Apple (AAPL) also looks to have disappointed, despite an earnings beat Thursday, because of warning signs about its China business. Apple fell more than 1% during the morning session.

Live5 updates

  • Stocks trending in morning trading

    Here are some of the stocks leading Yahoo Finance’s trending tickers page during morning trading on Friday:

    Meta (META): Shares of the social media platform surged Friday morning, after CEO Mark Zuckerberg touted a blockbuster quarter. In a surprise move the company also announced a new dividend, paying 50 cents per share to investors for the first time. The tech giant also boosted its stock buyback program by $50 billion.

    Amazon (AMZN): The e-commerce behemoth also enjoyed a standout quarter. Investors drove the stock up 6% Friday after the company reported fourth quarter results that topped expectations on both the top and bottom lines. The upper range of Amazon’s outlook for the current quarter also topped expectations. Amazon grew its ads business more than 25%

    Apple (AAPL): Shares of the iPhone maker fell 1.6% despite posting better than expected earnings in its first quarter Thursday. But sales in China, one of its most important markets fell year-over-year.

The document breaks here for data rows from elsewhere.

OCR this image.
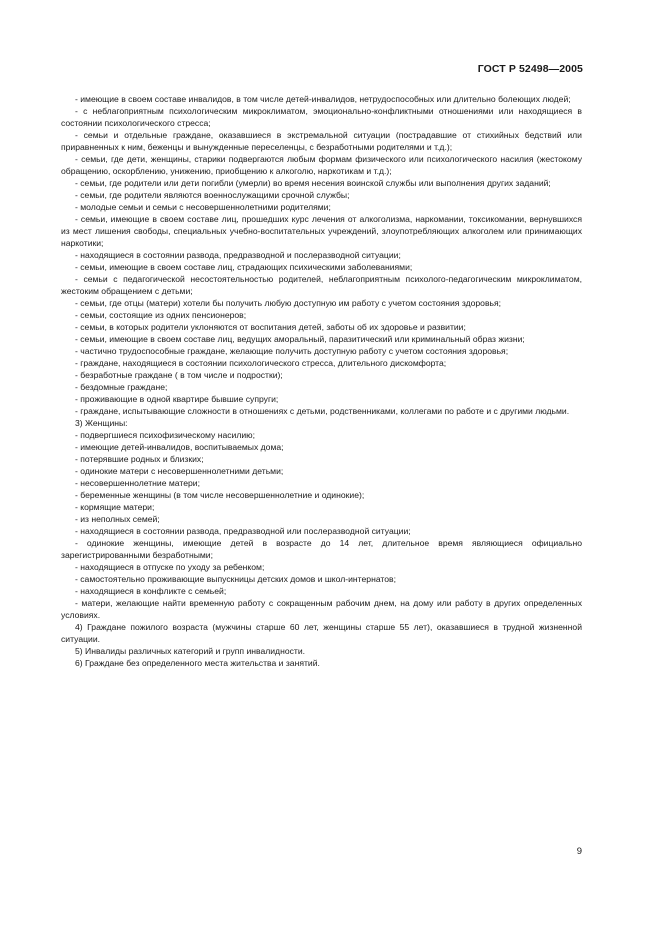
ГОСТ Р 52498—2005

- имеющие в своем составе инвалидов, в том числе детей-инвалидов, нетрудоспособных или длительно болеющих людей;

- с неблагоприятным психологическим микроклиматом, эмоционально-конфликтными отношениями или находящиеся в состоянии психологического стресса;

- семьи и отдельные граждане, оказавшиеся в экстремальной ситуации (пострадавшие от стихийных бедствий или приравненных к ним, беженцы и вынужденные переселенцы, с безработными родителями и т.д.);

- семьи, где дети, женщины, старики подвергаются любым формам физического или психологического насилия (жестокому обращению, оскорблению, унижению, приобщению к алкоголю, наркотикам и т.д.);

- семьи, где родители или дети погибли (умерли) во время несения воинской службы или выполнения других заданий;

- семьи, где родители являются военнослужащими срочной службы;

- молодые семьи и семьи с несовершеннолетними родителями;

- семьи, имеющие в своем составе лиц, прошедших курс лечения от алкоголизма, наркомании, токсикомании, вернувшихся из мест лишения свободы, специальных учебно-воспитательных учреждений, злоупотребляющих алкоголем или принимающих наркотики;

- находящиеся в состоянии развода, предразводной и послеразводной ситуации;

- семьи, имеющие в своем составе лиц, страдающих психическими заболеваниями;

- семьи с педагогической несостоятельностью родителей, неблагоприятным психолого-педагогическим микроклиматом, жестоким обращением с детьми;

- семьи, где отцы (матери) хотели бы получить любую доступную им работу с учетом состояния здоровья;

- семьи, состоящие из одних пенсионеров;

- семьи, в которых родители уклоняются от воспитания детей, заботы об их здоровье и развитии;

- семьи, имеющие в своем составе лиц, ведущих аморальный, паразитический или криминальный образ жизни;

- частично трудоспособные граждане, желающие получить доступную работу с учетом состояния здоровья;

- граждане, находящиеся в состоянии психологического стресса, длительного дискомфорта;

- безработные граждане ( в том числе и подростки);

- бездомные граждане;

- проживающие в одной квартире бывшие супруги;

- граждане, испытывающие сложности в отношениях с детьми, родственниками, коллегами по работе и с другими людьми.

3) Женщины:

- подвергшиеся психофизическому насилию;

- имеющие детей-инвалидов, воспитываемых дома;

- потерявшие родных и близких;

- одинокие матери с несовершеннолетними детьми;

- несовершеннолетние матери;

- беременные женщины (в том числе несовершеннолетние и одинокие);

- кормящие матери;

- из неполных семей;

- находящиеся в состоянии развода, предразводной или послеразводной ситуации;

- одинокие женщины, имеющие детей в возрасте до 14 лет, длительное время являющиеся официально зарегистрированными безработными;

- находящиеся в отпуске по уходу за ребенком;

- самостоятельно проживающие выпускницы детских домов и школ-интернатов;

- находящиеся в конфликте с семьей;

- матери, желающие найти временную работу с сокращенным рабочим днем, на дому или работу в других определенных условиях.

4) Граждане пожилого возраста (мужчины старше 60 лет, женщины старше 55 лет), оказавшиеся в трудной жизненной ситуации.

5) Инвалиды различных категорий и групп инвалидности.

6) Граждане без определенного места жительства и занятий.

9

    AbbVie (ABBV): The pharmaceutical company rose nearly 3% Friday morning after surpassing revenue expectations for its fiscal fourth quarter. The company also raised its sales outlook for two of its biggest immunology drugs.

  • Stocks mostly positive in morning trading

    Wall Street hesitated during morning trading on Friday, with the major indexes little changed. Investors digested a blockbuster jobs report that nearly doubled expected figures while parsing standout earnings from Tech giants Meta (META) and Amazon (AMZN).

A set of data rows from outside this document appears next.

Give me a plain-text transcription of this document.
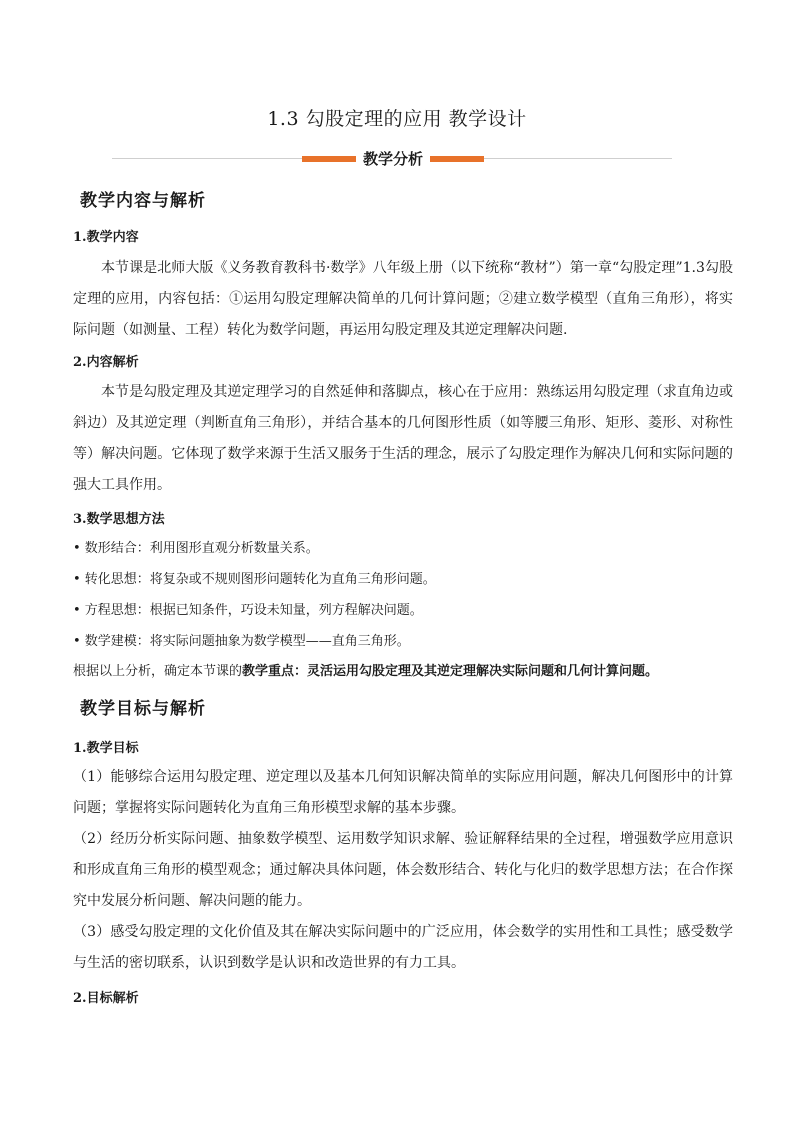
1.3 勾股定理的应用 教学设计
教学分析
教学内容与解析
1.教学内容
本节课是北师大版《义务教育教科书·数学》八年级上册（以下统称“教材”）第一章“勾股定理”1.3勾股定理的应用，内容包括：①运用勾股定理解决简单的几何计算问题；②建立数学模型（直角三角形），将实际问题（如测量、工程）转化为数学问题，再运用勾股定理及其逆定理解决问题.
2.内容解析
本节是勾股定理及其逆定理学习的自然延伸和落脚点，核心在于应用：熟练运用勾股定理（求直角边或斜边）及其逆定理（判断直角三角形），并结合基本的几何图形性质（如等腰三角形、矩形、菱形、对称性等）解决问题。它体现了数学来源于生活又服务于生活的理念，展示了勾股定理作为解决几何和实际问题的强大工具作用。
3.数学思想方法
• 数形结合：利用图形直观分析数量关系。
• 转化思想：将复杂或不规则图形问题转化为直角三角形问题。
• 方程思想：根据已知条件，巧设未知量，列方程解决问题。
• 数学建模：将实际问题抽象为数学模型——直角三角形。
根据以上分析，确定本节课的教学重点：灵活运用勾股定理及其逆定理解决实际问题和几何计算问题。
教学目标与解析
1.教学目标
（1）能够综合运用勾股定理、逆定理以及基本几何知识解决简单的实际应用问题，解决几何图形中的计算问题；掌握将实际问题转化为直角三角形模型求解的基本步骤。
（2）经历分析实际问题、抽象数学模型、运用数学知识求解、验证解释结果的全过程，增强数学应用意识和形成直角三角形的模型观念；通过解决具体问题，体会数形结合、转化与化归的数学思想方法；在合作探究中发展分析问题、解决问题的能力。
（3）感受勾股定理的文化价值及其在解决实际问题中的广泛应用，体会数学的实用性和工具性；感受数学与生活的密切联系，认识到数学是认识和改造世界的有力工具。
2.目标解析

    The S&P 500 (^GSPC) rose 0.1%. The Dow Jones Industrial Average (^DJI) slipped 0.4%, or 150 points, while the tech-heavy Nasdaq Composite (^IXIC) gained 0.5%.

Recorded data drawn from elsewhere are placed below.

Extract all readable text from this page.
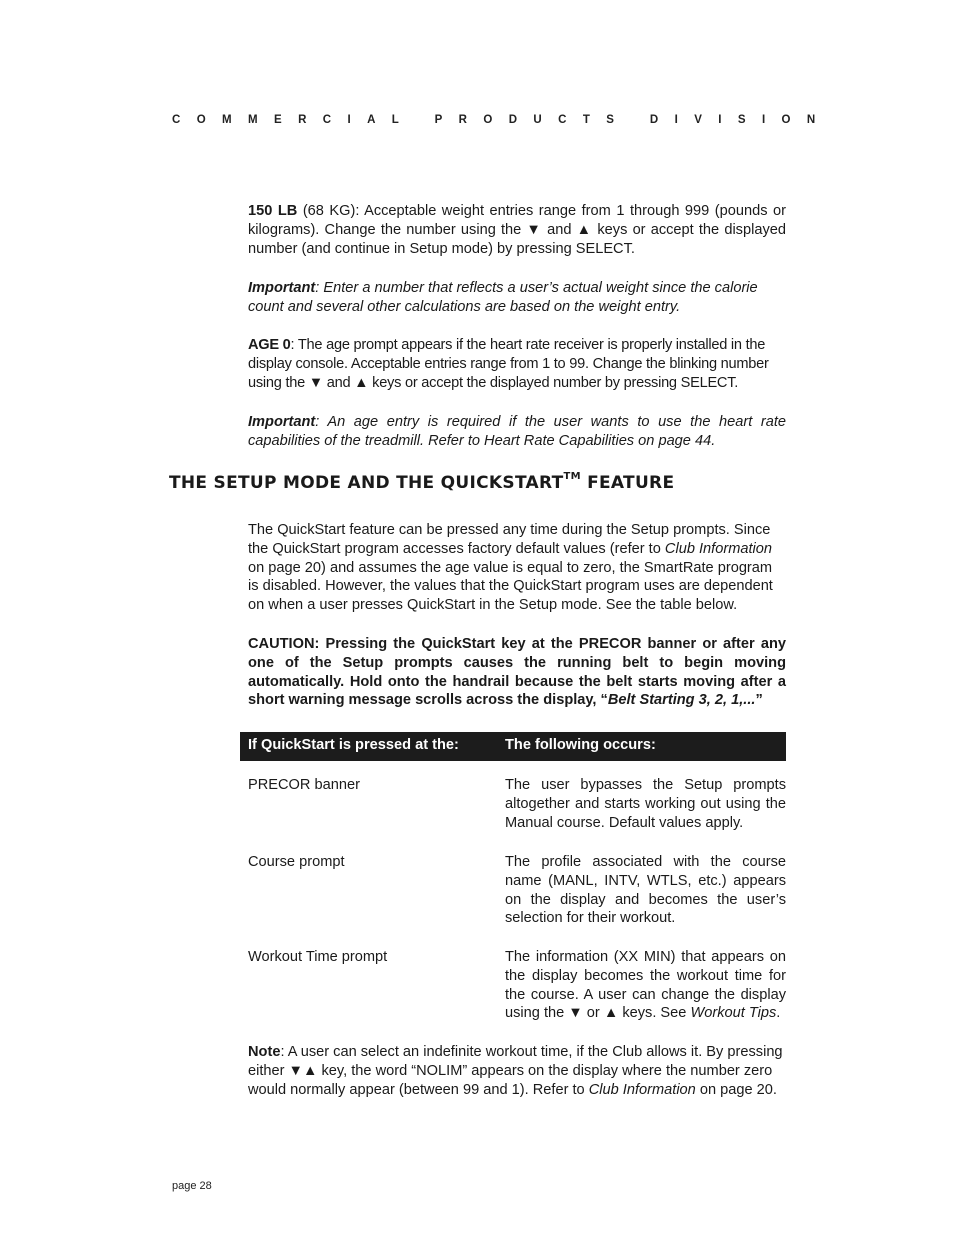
COMMERCIAL PRODUCTS DIVISION

150 LB (68 KG): Acceptable weight entries range from 1 through 999 (pounds or kilograms). Change the number using the ▼ and ▲ keys or accept the displayed number (and continue in Setup mode) by pressing SELECT.

Important: Enter a number that reflects a user’s actual weight since the calorie count and several other calculations are based on the weight entry.

AGE 0: The age prompt appears if the heart rate receiver is properly installed in the display console. Acceptable entries range from 1 to 99. Change the blinking number using the ▼ and ▲ keys or accept the displayed number by pressing SELECT.

Important: An age entry is required if the user wants to use the heart rate capabilities of the treadmill. Refer to Heart Rate Capabilities on page 44.

THE SETUP MODE AND THE QUICKSTART™ FEATURE

The QuickStart feature can be pressed any time during the Setup prompts. Since the QuickStart program accesses factory default values (refer to Club Information on page 20) and assumes the age value is equal to zero, the SmartRate program is disabled. However, the values that the QuickStart program uses are dependent on when a user presses QuickStart in the Setup mode. See the table below.

CAUTION: Pressing the QuickStart key at the PRECOR banner or after any one of the Setup prompts causes the running belt to begin moving automatically. Hold onto the handrail because the belt starts moving after a short warning message scrolls across the display, “Belt Starting 3, 2, 1,...”

If QuickStart is pressed at the:	The following occurs:
PRECOR banner	The user bypasses the Setup prompts altogether and starts working out using the Manual course. Default values apply.
Course prompt	The profile associated with the course name (MANL, INTV, WTLS, etc.) appears on the display and becomes the user’s selection for their workout.
Workout Time prompt	The information (XX MIN) that appears on the display becomes the workout time for the course. A user can change the display using the ▼ or ▲ keys. See Workout Tips.

Note: A user can select an indefinite workout time, if the Club allows it. By pressing either ▼▲ key, the word “NOLIM” appears on the display where the number zero would normally appear (between 99 and 1). Refer to Club Information on page 20.

page 28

  • The COVID labor market recovery is now complete. Again.

    Back in 2022, total US employment topped pre-COVID levels, marking one of the quickest rises from trough to peak of any post-recession rebound.

    On Friday, the news got even better.

    Joseph Politano, who writes the Apricitas Economics newsletter, noted on X that every major sector of the US economy has now fully recovered from losses seen during the pandemic.

    With 11,000 jobs added to the Leisure & Hospitality sector in January, the final piece of this recovery puzzle was put into place.

    Source: Apricitas Economics

    Source: Apricitas Economics

  • The US labor market continues to impress

    The US economy added 353,000 nonfarm payroll jobs in January, almost double the 185,000 expected by economists and exceeding the upwardly-revised December figures that showed there were 333,000 jobs added to the economy in the final month of 2023.

    Wages also topped estimates, with average hourly earnings rising 0.6% over last month and 4.6% over last year.

    Revisions to November and December’s jobs reports brought the number of new roles created during those months up by 126,000.

    And the benchmark revisions — which some had thought could bring a notable downward skew to last year’s job gains — were modest, showing there were 187,000 fewer jobs added to the economy throughout the year than previously announced.

    After Powell on Wednesday suggested a rate cut in March was not the Federal Reserve’s base case, Friday’s data makes it seem even more unlikely that view gets changed over the next six weeks.

  • Tech earnings and jobs in focus

    Good Friday morning!

    We are nearing the end of a jam-packed week for markets and the economy with one final main event: the January jobs report. Yahoo Finance’s Josh Schafer will have all the numbers and reaction starting at 8:30 a.m. ET.

    Also in focus will be the aftermath of the last significant round of Big Tech earnings this quarter. The tech-heavy Nasdaq was set to pop more than 1% as Meta and Amazon surged. But Apple was setting up for a decline after warning about its China business.